In 2013, a well-established food bank in Philadelphia opened a nonprofit grocery store called Fare & Square in the low-income suburb of Chester, offering cash back on purchases of fresh fruits and vegetables. It has garnered national attention as a model for addressing food insecurity. Five years later, the food bank leased the property to a supermarket chain. Residents no longer benefit from the additional discounts. Philabundance, the nonprofit organization that owns the market, declined to comment.
This year, Community Food Market, another mission-focused community grocery store in a food desert in Oakland, Calif., closed three years after it opened, again leaving residents struggling to access fresh food.
Other initiatives never even saw the light of day. After no business applied for a $3 million grant offered by the Dallas City Council to open a grocery store in a South Dallas food desert, the nonprofit City Square hatched a plan to a store in the area modeled after Jubilee But, for now plans have stalled.
In the United States, lack of access to food is a political choice, says Raj Patel, a food systems researcher at the University of Texas at Austin. “Food deserts are unnatural,” says Patel. “They are man-made and in some cases very intentional in low-income communities of color.”
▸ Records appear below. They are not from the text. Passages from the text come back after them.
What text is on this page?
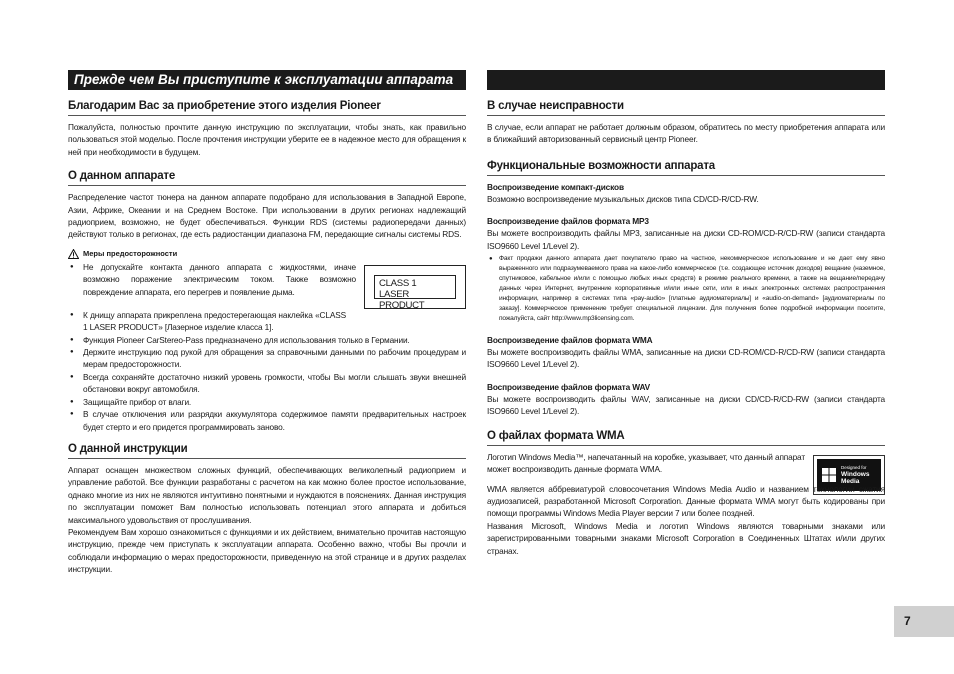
Прежде чем Вы приступите к эксплуатации аппарата
Благодарим Вас за приобретение этого изделия Pioneer

Пожалуйста, полностью прочтите данную инструкцию по эксплуатации, чтобы знать, как правильно пользоваться этой моделью. После прочтения инструкции уберите ее в надежное место для обращения к ней при необходимости в будущем.

О данном аппарате

Распределение частот тюнера на данном аппарате подобрано для использования в Западной Европе, Азии, Африке, Океании и на Среднем Востоке. При использовании в других регионах надлежащий радиоприем, возможно, не будет обеспечиваться. Функции RDS (системы радиопередачи данных) действуют только в регионах, где есть радиостанции диапазона FM, передающие сигналы системы RDS.

Меры предосторожности
● Не допускайте контакта данного аппарата с жидкостями, иначе возможно поражение электрическим током. Также возможно повреждение аппарата, его перегрев и появление дыма.
CLASS 1
LASER PRODUCT
● К днищу аппарата прикреплена предостерегающая наклейка «CLASS 1 LASER PRODUCT» [Лазерное изделие класса 1].
● Функция Pioneer CarStereo-Pass предназначено для использования только в Германии.
● Держите инструкцию под рукой для обращения за справочными данными по рабочим процедурам и мерам предосторожности.
● Всегда сохраняйте достаточно низкий уровень громкости, чтобы Вы могли слышать звуки внешней обстановки вокруг автомобиля.
● Защищайте прибор от влаги.
● В случае отключения или разрядки аккумулятора содержимое памяти предварительных настроек будет стерто и его придется программировать заново.
О данной инструкции

Аппарат оснащен множеством сложных функций, обеспечивающих великолепный радиоприем и управление работой. Все функции разработаны с расчетом на как можно более простое использование, однако многие из них не являются интуитивно понятными и нуждаются в пояснениях. Данная инструкция по эксплуатации поможет Вам полностью использовать потенциал этого аппарата и добиться максимального удовольствия от прослушивания.

Рекомендуем Вам хорошо ознакомиться с функциями и их действием, внимательно прочитав настоящую инструкцию, прежде чем приступать к эксплуатации аппарата. Особенно важно, чтобы Вы прочли и соблюдали информацию о мерах предосторожности, приведенную на этой странице и в других разделах инструкции.

В случае неисправности

В случае, если аппарат не работает должным образом, обратитесь по месту приобретения аппарата или в ближайший авторизованный сервисный центр Pioneer.

Функциональные возможности аппарата
Воспроизведение компакт-дисков

Возможно воспроизведение музыкальных дисков типа CD/CD-R/CD-RW.

Воспроизведение файлов формата MP3

Вы можете воспроизводить файлы MP3, записанные на диски CD-ROM/CD-R/CD-RW (записи стандарта ISO9660 Level 1/Level 2).

● Факт продажи данного аппарата дает покупателю право на частное, некоммерческое использование и не дает ему явно выраженного или подразумеваемого права на какое-либо коммерческое (т.е. создающее источник доходов) вещание (наземное, спутниковое, кабельное и/или с помощью любых иных средств) в режиме реального времени, а также на вещание/передачу данных через Интернет, внутренние корпоративные и/или иные сети, или в иных электронных системах распространения информации, например в системах типа «pay-audio» [платные аудиоматериалы] и «audio-on-demand» [аудиоматериалы по заказу]. Коммерческое применение требует специальной лицензии. Для получения более подробной информации посетите, пожалуйста, сайт http://www.mp3licensing.com.
Воспроизведение файлов формата WMA

Вы можете воспроизводить файлы WMA, записанные на диски CD-ROM/CD-R/CD-RW (записи стандарта ISO9660 Level 1/Level 2).

Воспроизведение файлов формата WAV

Вы можете воспроизводить файлы WAV, записанные на диски CD/CD-R/CD-RW (записи стандарта ISO9660 Level 1/Level 2).

О файлах формата WMA

Логотип Windows Media™, напечатанный на коробке, указывает, что данный аппарат может воспроизводить данные формата WMA.	Designed for
Windows
Media

WMA является аббревиатурой словосочетания Windows Media Audio и названием технологии сжатия аудиозаписей, разработанной Microsoft Corporation. Данные формата WMA могут быть кодированы при помощи программы Windows Media Player версии 7 или более поздней.

Названия Microsoft, Windows Media и логотип Windows являются товарными знаками или зарегистрированными товарными знаками Microsoft Corporation в Соединенных Штатах и/или других странах.

7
Solving them requires systemic change, he says, ranging from a higher minimum wage to better public transit that would make food more accessible. Until then, low wages are at the mercy of the markets. He points to a 2011 initiative led by then-First Lady Michelle Obama, who announced that a number of chains, including Walmart, would participate in a plan to operate stores in food deserts. In 2016, without a binding commitment to maintain these stores, the chain closed hundreds of stores, sometimes creating new food deserts in its wake.
No one can predict how long Jubilee will be able to successfully serve the community. When the market started, Dorrell says, it didn’t have a five-year plan. But five years later, residents say Jubilee has given their neighborhood the transformation they wanted to see.
“The first time I came here it was like you didn’t know him, but I felt welcome,” Henry said. The area looked and felt unsafe, he adds. “It’s all gone. Jubilee cleaned that up. It has been a blessing.